Objectively speaking, Senate Minority Leader Tito Guingona's call for the resignation of President Joseph Ejercito Estrada was what you might call, rhetorically, a case of premature ejaculation. Put another way, you might also characterize it as an egregious failure to lay the predicate or establish the premises for his dramatic call. Don't criticize him for alleged lack of sincerity or patriotism. Tito Guingona does not have to establish his credentials or prove his love of country. He is a gentleman, a statesman and a distinguished legislator. That is not the problem.
The problem is that his call for the President's resignation is standing on air. There are no underpinnings there, only the vague echoes of oppositionist orthodoxy. Manifestly, the economy is not in disarray. The civil government is not in disarray. The military is not in disarray or at the point of mutiny. The police are not in disarray or about to abandon their posts to killers, drug dealers and rapists. Our democracy is not in disarray or about to crash and disintegrate upon the ashes of alleged corruption and cronyism. There are problems, yes, but the consensus is that the unknown and unknowable forces that would be unleashed by a leadership vacuum render a precipitate resignation of the incumbent president an unrealistic option.
Guingona's ouster call has split the minority party. On the one hand, former congressman and Transportation Secretary Nani Perez says Lakas-NUCD will support the senator's move. On the other hand, there is no great rush of congressmen or senators to Tito's side. Indeed, some of his own colleagues in the Senate, including some who are perennially anti-Erap, have broken away from him on this issue. Some Lakas-NUCD bigwigs have declared that this is not a party initiative.

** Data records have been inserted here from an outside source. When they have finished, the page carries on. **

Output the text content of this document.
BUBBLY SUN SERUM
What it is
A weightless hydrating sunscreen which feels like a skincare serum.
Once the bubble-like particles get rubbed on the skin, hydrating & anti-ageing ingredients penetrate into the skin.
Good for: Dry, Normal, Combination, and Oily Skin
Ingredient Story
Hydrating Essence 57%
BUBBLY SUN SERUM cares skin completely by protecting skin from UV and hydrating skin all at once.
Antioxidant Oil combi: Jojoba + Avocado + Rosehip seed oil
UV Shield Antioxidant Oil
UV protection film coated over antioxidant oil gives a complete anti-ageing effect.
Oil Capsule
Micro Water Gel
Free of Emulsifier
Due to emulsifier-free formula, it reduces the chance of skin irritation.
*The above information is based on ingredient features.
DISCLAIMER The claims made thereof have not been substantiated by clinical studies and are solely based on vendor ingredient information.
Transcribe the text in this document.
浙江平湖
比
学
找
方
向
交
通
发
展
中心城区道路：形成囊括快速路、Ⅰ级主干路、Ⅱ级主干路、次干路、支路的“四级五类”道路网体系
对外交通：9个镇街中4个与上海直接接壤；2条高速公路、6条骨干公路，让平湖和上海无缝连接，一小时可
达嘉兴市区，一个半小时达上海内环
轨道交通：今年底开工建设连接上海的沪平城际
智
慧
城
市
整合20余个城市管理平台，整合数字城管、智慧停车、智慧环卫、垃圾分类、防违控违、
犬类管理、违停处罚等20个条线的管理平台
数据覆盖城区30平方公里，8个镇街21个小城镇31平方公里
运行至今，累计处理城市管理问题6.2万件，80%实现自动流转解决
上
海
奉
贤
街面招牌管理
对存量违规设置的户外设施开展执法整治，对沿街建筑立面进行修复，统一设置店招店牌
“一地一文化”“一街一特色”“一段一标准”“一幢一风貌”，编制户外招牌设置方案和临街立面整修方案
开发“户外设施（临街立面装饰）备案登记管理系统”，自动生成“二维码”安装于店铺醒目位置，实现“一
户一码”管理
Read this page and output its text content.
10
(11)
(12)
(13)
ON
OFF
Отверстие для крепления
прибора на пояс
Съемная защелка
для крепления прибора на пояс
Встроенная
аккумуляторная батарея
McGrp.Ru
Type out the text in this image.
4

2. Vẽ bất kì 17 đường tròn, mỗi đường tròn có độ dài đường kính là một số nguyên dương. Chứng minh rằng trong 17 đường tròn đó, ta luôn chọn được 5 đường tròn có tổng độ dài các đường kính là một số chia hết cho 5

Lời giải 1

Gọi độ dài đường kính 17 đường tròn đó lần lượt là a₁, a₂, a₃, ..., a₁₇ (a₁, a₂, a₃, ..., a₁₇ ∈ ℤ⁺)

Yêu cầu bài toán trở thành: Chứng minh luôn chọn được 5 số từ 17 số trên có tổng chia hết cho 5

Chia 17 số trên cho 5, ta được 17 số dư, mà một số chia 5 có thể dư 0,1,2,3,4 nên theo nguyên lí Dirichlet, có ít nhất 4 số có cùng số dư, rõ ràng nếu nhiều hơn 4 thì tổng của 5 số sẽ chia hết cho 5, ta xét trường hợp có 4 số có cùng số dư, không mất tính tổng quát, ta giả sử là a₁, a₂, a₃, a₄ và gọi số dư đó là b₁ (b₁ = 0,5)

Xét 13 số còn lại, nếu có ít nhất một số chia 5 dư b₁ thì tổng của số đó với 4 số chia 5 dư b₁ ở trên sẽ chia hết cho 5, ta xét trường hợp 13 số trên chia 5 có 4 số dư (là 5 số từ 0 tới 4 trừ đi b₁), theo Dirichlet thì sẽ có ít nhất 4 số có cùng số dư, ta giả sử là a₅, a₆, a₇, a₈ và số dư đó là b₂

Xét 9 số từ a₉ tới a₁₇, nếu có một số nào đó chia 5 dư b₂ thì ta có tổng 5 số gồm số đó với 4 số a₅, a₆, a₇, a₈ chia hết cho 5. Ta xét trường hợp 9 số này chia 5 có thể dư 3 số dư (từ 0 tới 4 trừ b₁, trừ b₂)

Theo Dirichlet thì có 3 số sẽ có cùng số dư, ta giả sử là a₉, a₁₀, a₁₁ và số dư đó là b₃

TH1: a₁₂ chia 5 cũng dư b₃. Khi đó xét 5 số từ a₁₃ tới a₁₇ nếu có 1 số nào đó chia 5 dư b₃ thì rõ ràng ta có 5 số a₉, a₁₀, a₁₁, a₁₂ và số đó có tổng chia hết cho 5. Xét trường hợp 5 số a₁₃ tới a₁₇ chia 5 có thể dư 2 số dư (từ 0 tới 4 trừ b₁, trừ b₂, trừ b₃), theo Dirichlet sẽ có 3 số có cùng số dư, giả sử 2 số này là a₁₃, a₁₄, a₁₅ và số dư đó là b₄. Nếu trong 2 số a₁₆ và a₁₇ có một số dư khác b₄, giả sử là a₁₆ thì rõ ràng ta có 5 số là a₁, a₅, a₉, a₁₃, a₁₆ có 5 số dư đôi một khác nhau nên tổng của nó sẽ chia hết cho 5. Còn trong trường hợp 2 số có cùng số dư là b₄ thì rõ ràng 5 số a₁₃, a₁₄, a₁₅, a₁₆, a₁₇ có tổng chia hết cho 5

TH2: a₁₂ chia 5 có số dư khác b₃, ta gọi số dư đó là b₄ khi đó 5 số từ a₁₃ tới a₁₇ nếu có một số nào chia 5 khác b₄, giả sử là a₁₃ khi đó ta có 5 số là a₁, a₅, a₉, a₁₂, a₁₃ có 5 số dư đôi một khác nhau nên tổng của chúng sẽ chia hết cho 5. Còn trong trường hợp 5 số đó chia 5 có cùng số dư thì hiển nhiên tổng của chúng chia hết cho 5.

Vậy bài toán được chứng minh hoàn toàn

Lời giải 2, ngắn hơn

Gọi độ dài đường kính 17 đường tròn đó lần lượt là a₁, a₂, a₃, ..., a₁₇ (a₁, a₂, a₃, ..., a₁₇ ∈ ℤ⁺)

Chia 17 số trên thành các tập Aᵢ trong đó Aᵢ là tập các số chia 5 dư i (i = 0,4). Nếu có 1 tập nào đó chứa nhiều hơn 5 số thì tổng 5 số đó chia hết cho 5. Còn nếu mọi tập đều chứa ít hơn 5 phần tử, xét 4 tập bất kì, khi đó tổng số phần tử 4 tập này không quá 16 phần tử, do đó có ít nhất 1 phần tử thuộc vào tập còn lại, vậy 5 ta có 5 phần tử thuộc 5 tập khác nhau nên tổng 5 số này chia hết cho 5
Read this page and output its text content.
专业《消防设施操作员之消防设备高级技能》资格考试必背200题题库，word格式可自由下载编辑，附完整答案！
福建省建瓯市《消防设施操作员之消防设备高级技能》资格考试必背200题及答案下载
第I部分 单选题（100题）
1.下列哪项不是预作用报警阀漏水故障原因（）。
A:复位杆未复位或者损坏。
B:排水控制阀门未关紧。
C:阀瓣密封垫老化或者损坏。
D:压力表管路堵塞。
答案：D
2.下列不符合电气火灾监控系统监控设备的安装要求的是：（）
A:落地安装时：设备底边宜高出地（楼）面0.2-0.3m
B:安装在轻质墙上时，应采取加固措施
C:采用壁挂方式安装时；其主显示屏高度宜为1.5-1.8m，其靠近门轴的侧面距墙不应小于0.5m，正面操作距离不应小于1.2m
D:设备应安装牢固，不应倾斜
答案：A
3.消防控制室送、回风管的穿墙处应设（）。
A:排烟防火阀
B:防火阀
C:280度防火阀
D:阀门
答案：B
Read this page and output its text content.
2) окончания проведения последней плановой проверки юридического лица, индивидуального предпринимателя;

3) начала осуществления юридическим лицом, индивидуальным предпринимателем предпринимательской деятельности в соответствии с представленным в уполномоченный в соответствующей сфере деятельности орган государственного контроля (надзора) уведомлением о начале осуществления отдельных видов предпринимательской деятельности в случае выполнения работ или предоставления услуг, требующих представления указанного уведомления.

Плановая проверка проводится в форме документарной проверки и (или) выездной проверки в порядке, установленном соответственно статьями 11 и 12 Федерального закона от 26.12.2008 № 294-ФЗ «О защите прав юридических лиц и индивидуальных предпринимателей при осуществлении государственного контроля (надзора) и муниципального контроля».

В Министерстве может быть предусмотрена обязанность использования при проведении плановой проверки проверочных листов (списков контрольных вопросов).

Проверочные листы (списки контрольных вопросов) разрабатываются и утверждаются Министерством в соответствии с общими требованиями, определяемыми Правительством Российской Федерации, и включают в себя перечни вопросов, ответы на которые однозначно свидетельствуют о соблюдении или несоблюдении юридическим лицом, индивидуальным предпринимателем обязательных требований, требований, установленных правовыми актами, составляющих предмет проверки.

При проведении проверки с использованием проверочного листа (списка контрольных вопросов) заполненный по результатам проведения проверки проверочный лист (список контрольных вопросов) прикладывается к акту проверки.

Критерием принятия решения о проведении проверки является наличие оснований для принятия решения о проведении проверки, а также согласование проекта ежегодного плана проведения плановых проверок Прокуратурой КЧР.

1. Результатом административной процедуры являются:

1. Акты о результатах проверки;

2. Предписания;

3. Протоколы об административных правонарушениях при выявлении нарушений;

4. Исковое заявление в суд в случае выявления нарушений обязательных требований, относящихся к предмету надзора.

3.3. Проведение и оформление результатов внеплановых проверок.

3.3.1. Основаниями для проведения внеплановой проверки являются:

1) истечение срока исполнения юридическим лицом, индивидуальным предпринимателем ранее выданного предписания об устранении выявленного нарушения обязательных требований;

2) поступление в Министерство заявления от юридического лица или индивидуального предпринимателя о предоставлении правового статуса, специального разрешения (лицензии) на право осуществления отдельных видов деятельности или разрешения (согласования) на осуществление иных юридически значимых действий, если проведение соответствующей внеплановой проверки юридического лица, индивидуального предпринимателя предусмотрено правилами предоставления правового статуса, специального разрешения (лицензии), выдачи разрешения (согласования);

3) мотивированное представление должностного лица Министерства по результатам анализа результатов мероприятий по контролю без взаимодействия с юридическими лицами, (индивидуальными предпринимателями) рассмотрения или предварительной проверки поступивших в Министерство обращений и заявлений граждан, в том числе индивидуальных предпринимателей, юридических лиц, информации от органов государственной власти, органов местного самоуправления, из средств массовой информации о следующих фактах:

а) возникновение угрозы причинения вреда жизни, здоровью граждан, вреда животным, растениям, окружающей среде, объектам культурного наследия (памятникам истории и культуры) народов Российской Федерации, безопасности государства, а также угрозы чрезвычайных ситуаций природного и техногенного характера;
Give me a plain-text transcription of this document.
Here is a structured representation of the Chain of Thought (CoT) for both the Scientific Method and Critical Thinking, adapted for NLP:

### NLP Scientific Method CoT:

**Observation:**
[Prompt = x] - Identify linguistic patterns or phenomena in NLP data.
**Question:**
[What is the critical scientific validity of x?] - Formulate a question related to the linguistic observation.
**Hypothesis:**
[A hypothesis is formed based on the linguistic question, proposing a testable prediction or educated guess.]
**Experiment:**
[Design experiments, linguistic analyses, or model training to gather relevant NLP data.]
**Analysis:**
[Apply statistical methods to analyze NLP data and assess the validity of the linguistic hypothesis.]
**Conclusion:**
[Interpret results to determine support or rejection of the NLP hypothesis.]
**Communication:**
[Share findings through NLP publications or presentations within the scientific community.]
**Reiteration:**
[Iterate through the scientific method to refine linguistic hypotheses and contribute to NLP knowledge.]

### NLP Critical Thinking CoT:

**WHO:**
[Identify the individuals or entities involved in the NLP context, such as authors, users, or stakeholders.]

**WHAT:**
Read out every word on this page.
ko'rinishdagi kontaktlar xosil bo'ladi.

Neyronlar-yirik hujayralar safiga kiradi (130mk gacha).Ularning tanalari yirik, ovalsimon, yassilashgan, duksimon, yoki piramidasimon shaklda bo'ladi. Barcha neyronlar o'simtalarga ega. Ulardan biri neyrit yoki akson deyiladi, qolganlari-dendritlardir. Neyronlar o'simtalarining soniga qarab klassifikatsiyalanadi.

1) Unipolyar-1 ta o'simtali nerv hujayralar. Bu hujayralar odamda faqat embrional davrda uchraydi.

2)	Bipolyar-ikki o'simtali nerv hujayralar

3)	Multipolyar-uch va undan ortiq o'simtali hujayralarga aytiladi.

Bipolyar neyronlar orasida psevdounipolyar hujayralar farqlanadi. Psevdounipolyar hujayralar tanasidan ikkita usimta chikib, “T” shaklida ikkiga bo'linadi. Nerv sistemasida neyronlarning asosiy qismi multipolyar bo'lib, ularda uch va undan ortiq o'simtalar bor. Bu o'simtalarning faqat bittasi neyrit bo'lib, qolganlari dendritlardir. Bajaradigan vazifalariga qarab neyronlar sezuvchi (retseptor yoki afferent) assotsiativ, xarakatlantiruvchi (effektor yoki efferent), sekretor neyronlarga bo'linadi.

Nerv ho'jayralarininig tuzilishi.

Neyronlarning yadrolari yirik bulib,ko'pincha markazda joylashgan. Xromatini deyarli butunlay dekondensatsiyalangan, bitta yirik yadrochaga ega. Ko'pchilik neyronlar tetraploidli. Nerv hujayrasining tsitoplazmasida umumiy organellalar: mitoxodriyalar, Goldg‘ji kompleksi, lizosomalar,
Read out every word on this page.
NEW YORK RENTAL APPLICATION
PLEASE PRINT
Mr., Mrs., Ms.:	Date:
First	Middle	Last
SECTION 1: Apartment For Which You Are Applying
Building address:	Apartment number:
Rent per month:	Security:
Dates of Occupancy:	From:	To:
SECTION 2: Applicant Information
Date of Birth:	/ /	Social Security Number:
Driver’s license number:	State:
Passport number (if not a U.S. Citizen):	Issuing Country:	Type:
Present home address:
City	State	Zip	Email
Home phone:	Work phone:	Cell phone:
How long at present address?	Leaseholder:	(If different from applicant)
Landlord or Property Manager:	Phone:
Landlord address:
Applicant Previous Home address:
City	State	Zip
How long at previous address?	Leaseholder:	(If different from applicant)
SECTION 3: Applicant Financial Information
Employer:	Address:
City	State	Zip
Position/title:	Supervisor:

The Makati Business Club, for one, has dissociated itself from any move to oust Estrada before his term ends, either by an armed coup or by a forced resignation. The club's leaders may not be in total agreement with the President's programs or management style, but they are one in expressing dismay and serious concern about any attempt to unseat a President before the end of his term of office. To do this now would establish a precedent which will come back in the future to haunt us. The 1998 elections are over. 2004 is four years away. The Constitution provides for the way to impeach a President who is otherwise capacitated to serve. We should stick closely to that Constitutional path and eschew the kind of adventurism that leads to an uncontrollable crisis. Unless, of course, what the proponents have in mind is, precisely, an uncontrollable crisis. But that puts us in an entirely different ballgame.
Still, Guingona's initiative does have its uses. For one thing, it proves yet again -- if we needed any more proof -- that democracy is alive, well and kicking vigorously in this country. The debate he has provoked may be heated, and may even get mired in mutual accusations about real motives. But at least there is debate. Guingona will not himself be unseated, arrested or prosecuted for violation of some penny-ante internal security law. He will simply lose this debate. But if we think we've heard the last of him, we're sadly mistaken.
There is, you see, a lot more commitment and adherence to democratic process in this country than we might be willing to acknowledge. Some other countries might think we're crazy to be putting up with an "inefficient" or "backward" system such as this. Our reply has always been: Thanks, we'll muddle through.